C’était le 1er décembre 1944 à Thiaroye, que des soldats sénégalais revenus de la Seconde Guerre mondiale se faisaient mitrailler par l’armée française. Ils avaient commis l’erreur de réclamer à plus fort qu’eux les ¾ de ce qui leur était dû : leurs salaires de militaire. Ils avaient été libérés des camps de concentration nazis après la victoire des alliés sur l’Allemagne en 1944. La France alors entrepris de les rapatrier au Sénégal en leur promettant de leur verser leurs soldes. Seulement, ils n’ont touché que ¼ de cet argent lors de l’embarquement et la promesse du montant restant une fois au pays. Mais lors de leur arrivée à Thiaroye, les ex-combattants se rendent compte que l’armée française n’a pas l’intention de tenir sa promesse.

« Il y a donc un mouvement de protestation de la part des tirailleurs qui refusent de repartir chez eux.
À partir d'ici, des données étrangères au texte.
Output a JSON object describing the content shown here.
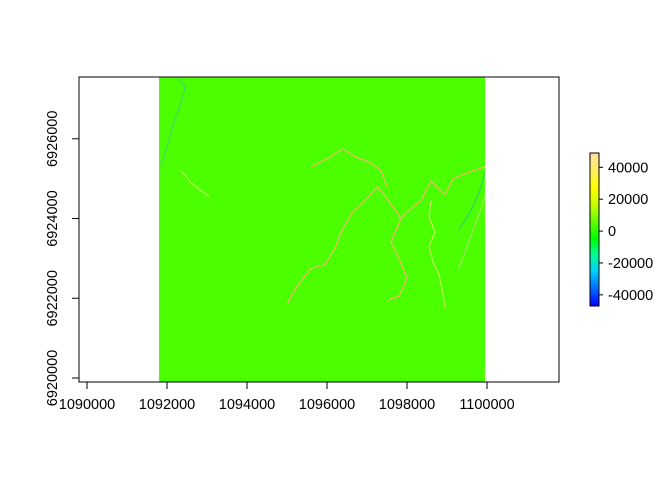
{
  "chart_data": {
    "type": "heatmap",
    "title": "",
    "xlabel": "",
    "ylabel": "",
    "xlim": [
      1089800,
      1101800
    ],
    "ylim": [
      6919900,
      6927550
    ],
    "raster_extent": {
      "x": [
        1091800,
        1099950
      ],
      "y": [
        6919900,
        6927550
      ]
    },
    "background_value": 0,
    "x_ticks": [
      1090000,
      1092000,
      1094000,
      1096000,
      1098000,
      1100000
    ],
    "x_tick_labels": [
      "1090000",
      "1092000",
      "1094000",
      "1096000",
      "1098000",
      "1100000"
    ],
    "y_ticks": [
      6920000,
      6922000,
      6924000,
      6926000
    ],
    "y_tick_labels": [
      "6920000",
      "6922000",
      "6924000",
      "6926000"
    ],
    "legend": {
      "position": "right",
      "range": [
        -47000,
        49000
      ],
      "ticks": [
        40000,
        20000,
        0,
        -20000,
        -40000
      ],
      "tick_labels": [
        "40000",
        "20000",
        "0",
        "-20000",
        "-40000"
      ],
      "colors": [
        "#0000ff",
        "#0066ff",
        "#00ccff",
        "#00ff99",
        "#00ff00",
        "#66ff00",
        "#ccff00",
        "#ffff00",
        "#ffee66",
        "#ffe0a0"
      ]
    },
    "raster_fill_color": "#4cff00",
    "streams": [
      {
        "color": "#33dd66",
        "points": [
          [
            1092250,
            6927550
          ],
          [
            1092450,
            6927300
          ],
          [
            1092350,
            6926900
          ],
          [
            1092150,
            6926350
          ],
          [
            1092050,
            6926000
          ],
          [
            1091950,
            6925650
          ],
          [
            1091850,
            6925300
          ]
        ]
      },
      {
        "color": "#c8ee66",
        "points": [
          [
            1092350,
            6925200
          ],
          [
            1092600,
            6924900
          ],
          [
            1092850,
            6924700
          ],
          [
            1093050,
            6924550
          ]
        ]
      },
      {
        "color": "#ffb070",
        "points": [
          [
            1095000,
            6921850
          ],
          [
            1095250,
            6922300
          ],
          [
            1095600,
            6922750
          ],
          [
            1095950,
            6922850
          ],
          [
            1096200,
            6923250
          ],
          [
            1096350,
            6923650
          ],
          [
            1096600,
            6924100
          ],
          [
            1097000,
            6924500
          ],
          [
            1097250,
            6924800
          ],
          [
            1097500,
            6924500
          ],
          [
            1097850,
            6924000
          ],
          [
            1098050,
            6924200
          ],
          [
            1098350,
            6924450
          ],
          [
            1098600,
            6924950
          ],
          [
            1098950,
            6924600
          ],
          [
            1099150,
            6925000
          ],
          [
            1099650,
            6925200
          ],
          [
            1099950,
            6925300
          ]
        ]
      },
      {
        "color": "#ffb070",
        "points": [
          [
            1095600,
            6925300
          ],
          [
            1096000,
            6925500
          ],
          [
            1096400,
            6925750
          ],
          [
            1096700,
            6925550
          ],
          [
            1097100,
            6925400
          ],
          [
            1097350,
            6925200
          ],
          [
            1097500,
            6924800
          ]
        ]
      },
      {
        "color": "#ffb070",
        "points": [
          [
            1097500,
            6921950
          ],
          [
            1097800,
            6922050
          ],
          [
            1098000,
            6922500
          ],
          [
            1097800,
            6923000
          ],
          [
            1097600,
            6923400
          ],
          [
            1097850,
            6924000
          ]
        ]
      },
      {
        "color": "#ccee66",
        "points": [
          [
            1098950,
            6921750
          ],
          [
            1098900,
            6922100
          ],
          [
            1098800,
            6922600
          ],
          [
            1098650,
            6922900
          ],
          [
            1098550,
            6923300
          ],
          [
            1098700,
            6923650
          ],
          [
            1098550,
            6924050
          ],
          [
            1098600,
            6924450
          ]
        ]
      },
      {
        "color": "#aadd66",
        "points": [
          [
            1099300,
            6922750
          ],
          [
            1099500,
            6923300
          ],
          [
            1099700,
            6923850
          ],
          [
            1099850,
            6924250
          ],
          [
            1099950,
            6924600
          ]
        ]
      },
      {
        "color": "#2fcf6a",
        "points": [
          [
            1099950,
            6925150
          ],
          [
            1099820,
            6924700
          ],
          [
            1099650,
            6924300
          ],
          [
            1099450,
            6923950
          ],
          [
            1099300,
            6923700
          ]
        ]
      }
    ]
  }
}
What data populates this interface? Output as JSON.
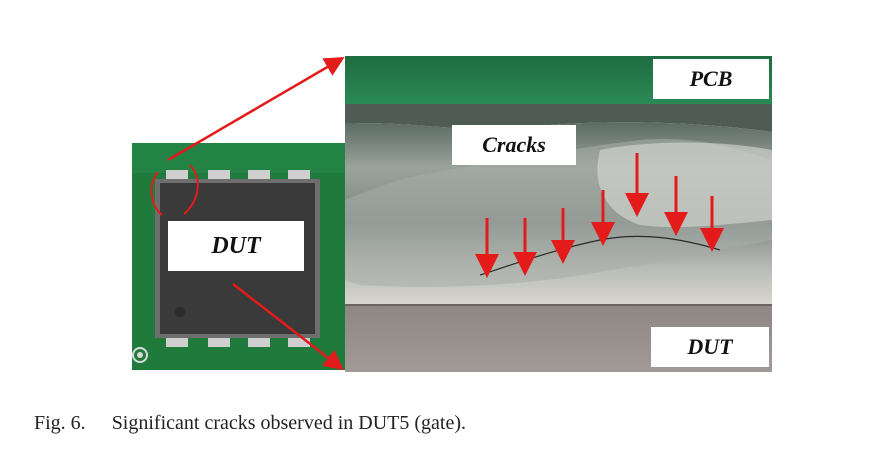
{
  "figure": {
    "labels": {
      "pcb": "PCB",
      "cracks": "Cracks",
      "dut_package": "DUT",
      "dut_micrograph": "DUT"
    },
    "caption": {
      "number": "Fig. 6.",
      "text": "Significant cracks observed in DUT5 (gate)."
    }
  },
  "colors": {
    "pcb_green": "#1f7a3c",
    "package_body": "#3a3a3a",
    "arrow_red": "#e31b1b"
  }
}
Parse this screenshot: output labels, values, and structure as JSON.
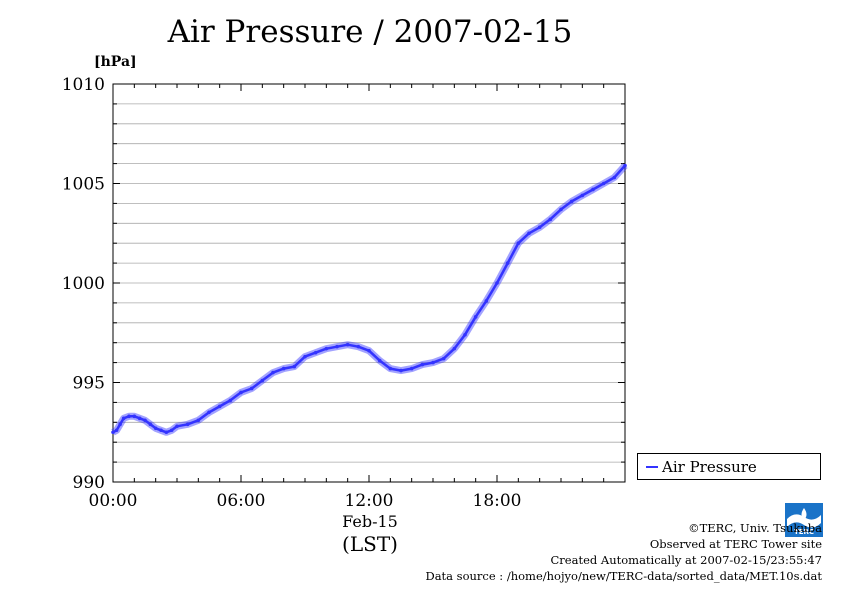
{
  "chart_data": {
    "type": "line",
    "title": "Air Pressure / 2007-02-15",
    "ylabel": "[hPa]",
    "ylim": [
      990,
      1010
    ],
    "yticks": [
      "990",
      "995",
      "1000",
      "1005",
      "1010"
    ],
    "xlim": [
      "00:00",
      "24:00"
    ],
    "xticks": [
      "00:00",
      "06:00",
      "12:00",
      "18:00"
    ],
    "date_label": "Feb-15",
    "xlabel": "(LST)",
    "grid": "horizontal",
    "legend_position": "bottom-right",
    "series": [
      {
        "name": "Air Pressure",
        "color": "#3333ff",
        "points": [
          [
            "00:00",
            992.5
          ],
          [
            "00:10",
            992.6
          ],
          [
            "00:20",
            992.9
          ],
          [
            "00:30",
            993.2
          ],
          [
            "00:45",
            993.3
          ],
          [
            "01:00",
            993.3
          ],
          [
            "01:15",
            993.2
          ],
          [
            "01:30",
            993.1
          ],
          [
            "01:45",
            992.9
          ],
          [
            "02:00",
            992.7
          ],
          [
            "02:15",
            992.6
          ],
          [
            "02:30",
            992.5
          ],
          [
            "02:45",
            992.6
          ],
          [
            "03:00",
            992.8
          ],
          [
            "03:30",
            992.9
          ],
          [
            "04:00",
            993.1
          ],
          [
            "04:30",
            993.5
          ],
          [
            "05:00",
            993.8
          ],
          [
            "05:30",
            994.1
          ],
          [
            "06:00",
            994.5
          ],
          [
            "06:30",
            994.7
          ],
          [
            "07:00",
            995.1
          ],
          [
            "07:30",
            995.5
          ],
          [
            "08:00",
            995.7
          ],
          [
            "08:30",
            995.8
          ],
          [
            "09:00",
            996.3
          ],
          [
            "09:30",
            996.5
          ],
          [
            "10:00",
            996.7
          ],
          [
            "10:30",
            996.8
          ],
          [
            "11:00",
            996.9
          ],
          [
            "11:30",
            996.8
          ],
          [
            "12:00",
            996.6
          ],
          [
            "12:30",
            996.1
          ],
          [
            "13:00",
            995.7
          ],
          [
            "13:30",
            995.6
          ],
          [
            "14:00",
            995.7
          ],
          [
            "14:30",
            995.9
          ],
          [
            "15:00",
            996.0
          ],
          [
            "15:30",
            996.2
          ],
          [
            "16:00",
            996.7
          ],
          [
            "16:30",
            997.4
          ],
          [
            "17:00",
            998.3
          ],
          [
            "17:30",
            999.1
          ],
          [
            "18:00",
            1000.0
          ],
          [
            "18:30",
            1001.0
          ],
          [
            "19:00",
            1002.0
          ],
          [
            "19:30",
            1002.5
          ],
          [
            "20:00",
            1002.8
          ],
          [
            "20:30",
            1003.2
          ],
          [
            "21:00",
            1003.7
          ],
          [
            "21:30",
            1004.1
          ],
          [
            "22:00",
            1004.4
          ],
          [
            "22:30",
            1004.7
          ],
          [
            "23:00",
            1005.0
          ],
          [
            "23:30",
            1005.3
          ],
          [
            "24:00",
            1005.9
          ]
        ]
      }
    ]
  },
  "credits": {
    "copyright": "©TERC, Univ. Tsukuba",
    "observed": "Observed at TERC Tower site",
    "created": "Created Automatically at 2007-02-15/23:55:47",
    "source": "Data source : /home/hojyo/new/TERC-data/sorted_data/MET.10s.dat",
    "logo_text": "TERC"
  }
}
Cela occasionne la visite du général Dagnan le 28 novembre qui leur assure plus ou moins qu’ils seront payés », explique Martin Mourre, auteur d’une thèse à ce sujet à l’École des hautes études en sciences sociales (EHSS). Cependant, selon les résultats de la thèse de Martin Mourre, la veille du 1er décembre, le même général met sur pied une force de répression, qui a reçu l’ordre de tirer avec des mitraillettes sur les individus qui se sont regroupé. 35 tirailleurs ont ainsi trouvé la mort en essayant de réclamer ce qui leur revenait de droit. Nombreux sont les organismes de défense des droits de l’homme qui ont depuis lors, exigé des réponses de la part du gouvernement français, mais le sujet est rapidement réduit au silence par la ruse politique.

« Les archives dont on dispose sont celles de l’autorité coloniale et militaire. Ce qui apparaît assez clairement, même si je ne peux pas le prouver, c’est qu’il s’agit d’archives falsifiées. L’autorité militaire, qui a ordonné la répression, a bien été obligée de maquiller ce qu’elle a fait pour se justifier vis-à-vis de sa hiérarchie et du pouvoir civil à Dakar et en métropole », ajoute Martin Mourre. Trop de contradictions apparaissent dans les documents présentés par les autorités militaires. Certains parmi ces documents relèvent les militaires de toute faute, car les tirailleurs réclamaient un peu plus, quand bien même après avoir reçu la totalité des soldes à l’embarquement en France. D’autres documents viennent cependant contredire les premiers et attestent que l’autorité militaire n’avait pas respecté ses engagements.

Les mystères autour de cette affaire n’en finissent pas. Plusieurs chiffres sont avancés en ce qui concerne le nombre exact de soldats tués. Il y a un chiffre officiel qui est de 35 morts. Seulement 11 personnes mortes des suites de leurs blessures ont formellement été identifiées. Toutefois, on n’a pas la liste des 24 autres morts, ni le lieu de leur inhumation. Biram Senghor, fils de M’Bap Senghor qui a été parmi les soldats mitraillés, crie toujours justice pour la mort de son père. « Je me suis résolu à vous adresser cette lettre ouverte après avoir, depuis les années 1970, demandé des explications à l’Etat français sur les circonstances de la mort de mon père. Depuis 2015, je n’ai pas reçu le moindre retour à mes courriers au ministère de la Défense puis des Armées me contraignant à saisir la justice », dit-il tout en écrivant plus loin dans sa lettre, la mention « Mort pour la France ».